In true virtue signaling style, Thor already passed on the mantle of King of New Asgard to Valkyrie in Avengers: Endgame.
Speaking at the recent Comic-Con, Thompson told the audience, "First of all, as new King [of Asgard], she needs to find her queen, so that will be her first order of business. She has some ideas. Keep you posted." Please do, Tessa.

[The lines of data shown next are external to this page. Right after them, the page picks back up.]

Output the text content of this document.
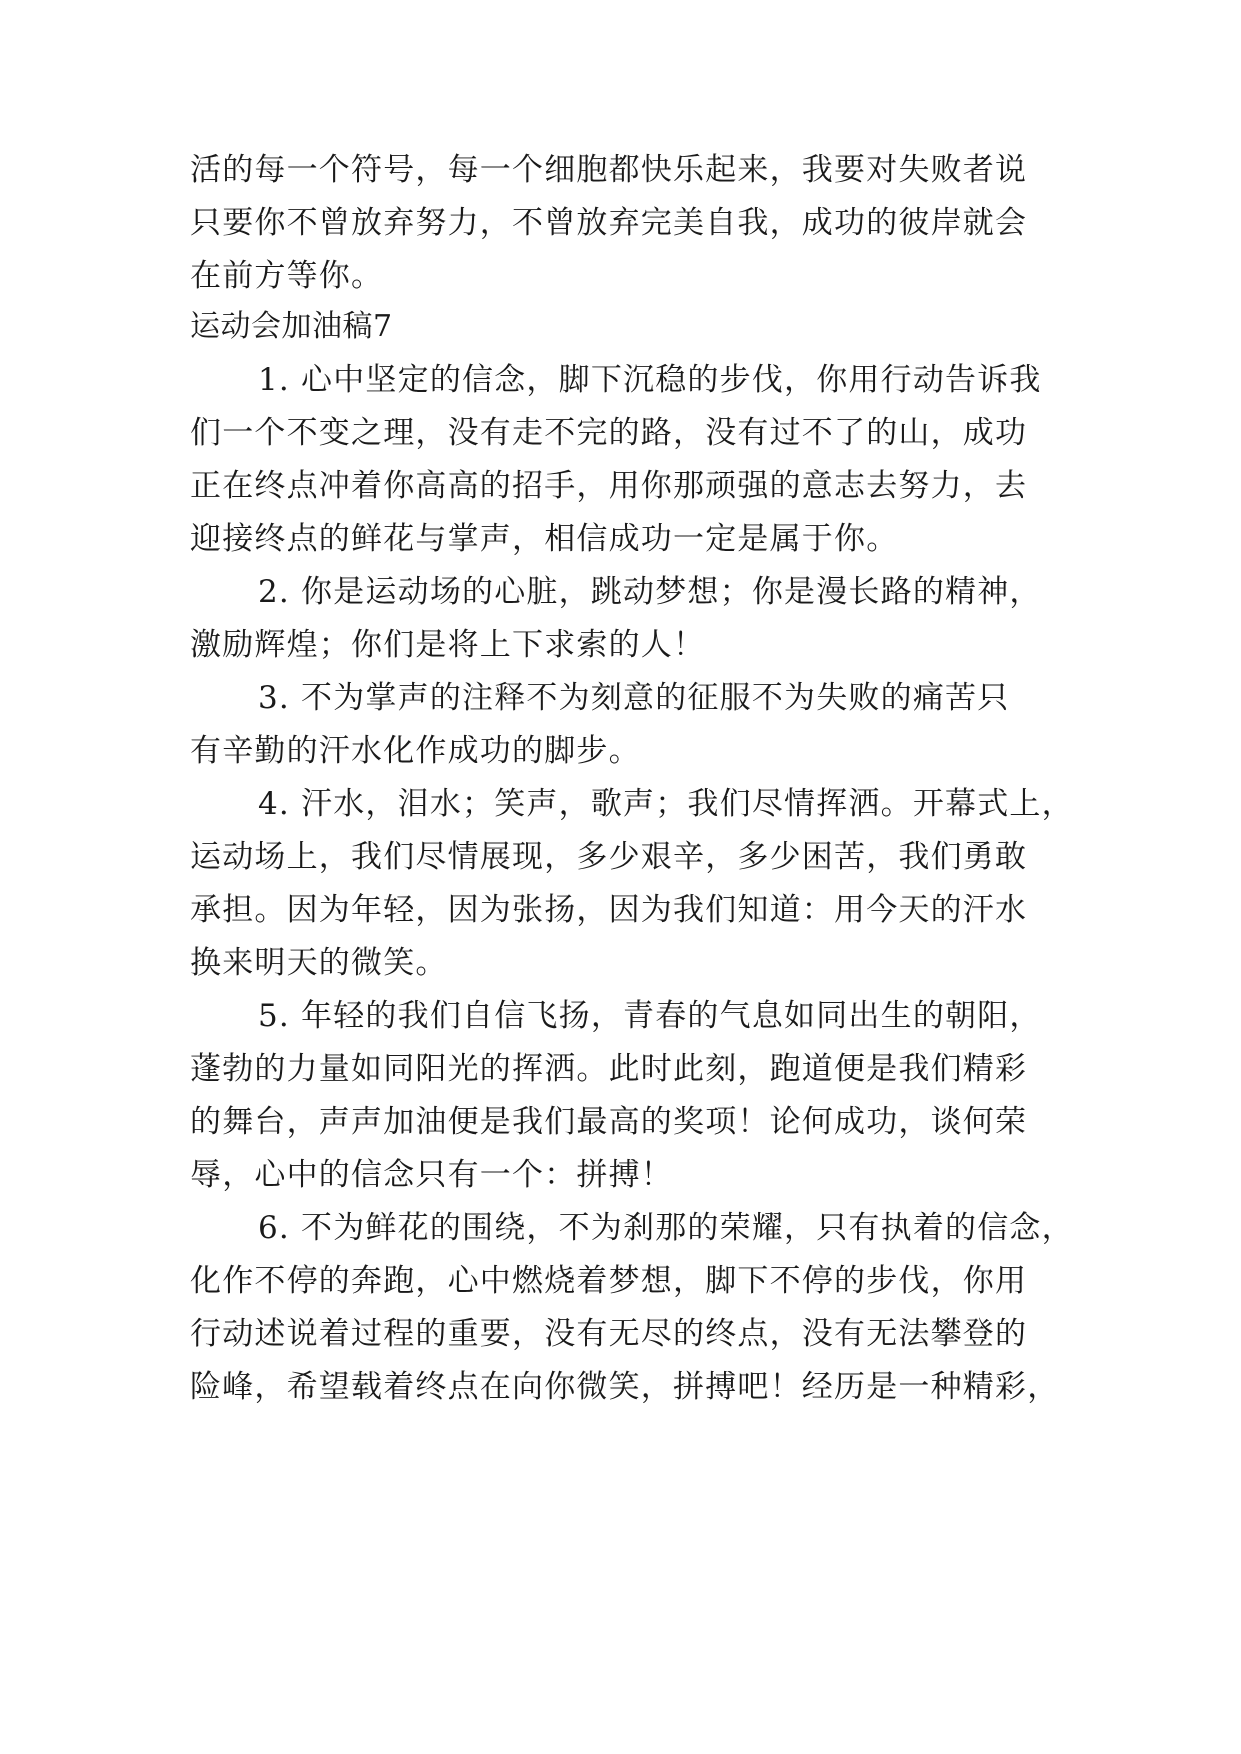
活的每一个符号，每一个细胞都快乐起来，我要对失败者说
只要你不曾放弃努力，不曾放弃完美自我，成功的彼岸就会
在前方等你。
运动会加油稿7
1. 心中坚定的信念，脚下沉稳的步伐，你用行动告诉我
们一个不变之理，没有走不完的路，没有过不了的山，成功
正在终点冲着你高高的招手，用你那顽强的意志去努力，去
迎接终点的鲜花与掌声，相信成功一定是属于你。
2. 你是运动场的心脏，跳动梦想；你是漫长路的精神，
激励辉煌；你们是将上下求索的人！
3. 不为掌声的注释不为刻意的征服不为失败的痛苦只
有辛勤的汗水化作成功的脚步。
4. 汗水，泪水；笑声，歌声；我们尽情挥洒。开幕式上，
运动场上，我们尽情展现，多少艰辛，多少困苦，我们勇敢
承担。因为年轻，因为张扬，因为我们知道：用今天的汗水
换来明天的微笑。
5. 年轻的我们自信飞扬，青春的气息如同出生的朝阳，
蓬勃的力量如同阳光的挥洒。此时此刻，跑道便是我们精彩
的舞台，声声加油便是我们最高的奖项！论何成功，谈何荣
辱，心中的信念只有一个：拼搏！
6. 不为鲜花的围绕，不为刹那的荣耀，只有执着的信念，
化作不停的奔跑，心中燃烧着梦想，脚下不停的步伐，你用
行动述说着过程的重要，没有无尽的终点，没有无法攀登的
险峰，希望载着终点在向你微笑，拼搏吧！经历是一种精彩，
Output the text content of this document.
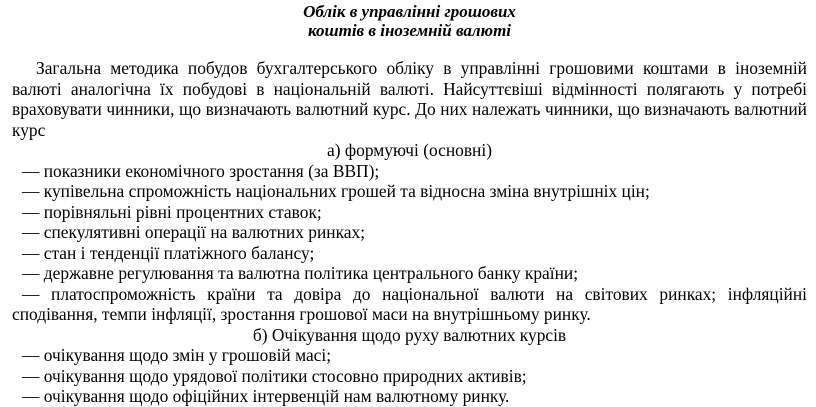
Облік в управлінні грошових

коштів в іноземній валюті

Загальна методика побудов бухгалтерського обліку в управлінні грошовими коштами в іноземній валюті аналогічна їх побудові в національній валюті. Найсуттєвіші відмінності полягають у потребі враховувати чинники, що визначають валютний курс. До них належать чинники, що визначають валютний курс

а) формуючі (основні)

— показники економічного зростання (за ВВП);

— купівельна спроможність національних грошей та відносна зміна внутрішніх цін;

— порівняльні рівні процентних ставок;

— спекулятивні операції на валютних ринках;

— стан і тенденції платіжного балансу;

— державне регулювання та валютна політика центрального банку країни;

— платоспроможність країни та довіра до національної валюти на світових ринках; інфляційні сподівання, темпи інфляції, зростання грошової маси на внутрішньому ринку.

б) Очікування щодо руху валютних курсів

— очікування щодо змін у грошовій масі;

— очікування щодо урядової політики стосовно природних активів;

— очікування щодо офіційних інтервенцій нам валютному ринку.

Marvel’s move comes shortly after GLAAD, an American non-governmental media monitoring organization founded by LGBT people in the media, found a substantial increase in minority representation since 2017. The organization found that 18.2 percent of the 110 films distributed by major studios last year featured LGBTQ characters. That comes out to a total of 20 films, a bump from 2017 (12.8 percent, or 14 out of 109 films).
In a statement, GLAAD president and CEO Sarah Kate Ellis said that studios “are finally addressing the calls from LGBTQ people and allies around the world who want to see more diversity in films.”
Yes, but diversity appears to come at a cost. By stripping the likes of Thor and James Bond of their powers – or, in Me Too speak, their “toxic masculinity” – the movies lose their very essence. Moreover, such a move, especially with Bond, betrays the work of Ian Fleming, the character’s creator.
Instead of making insincere gestures, perhaps Hollywood needs to focus on creating better movies, replete with investable characters and rich storylines. If James Bond can be more or less erased, where does the madness end?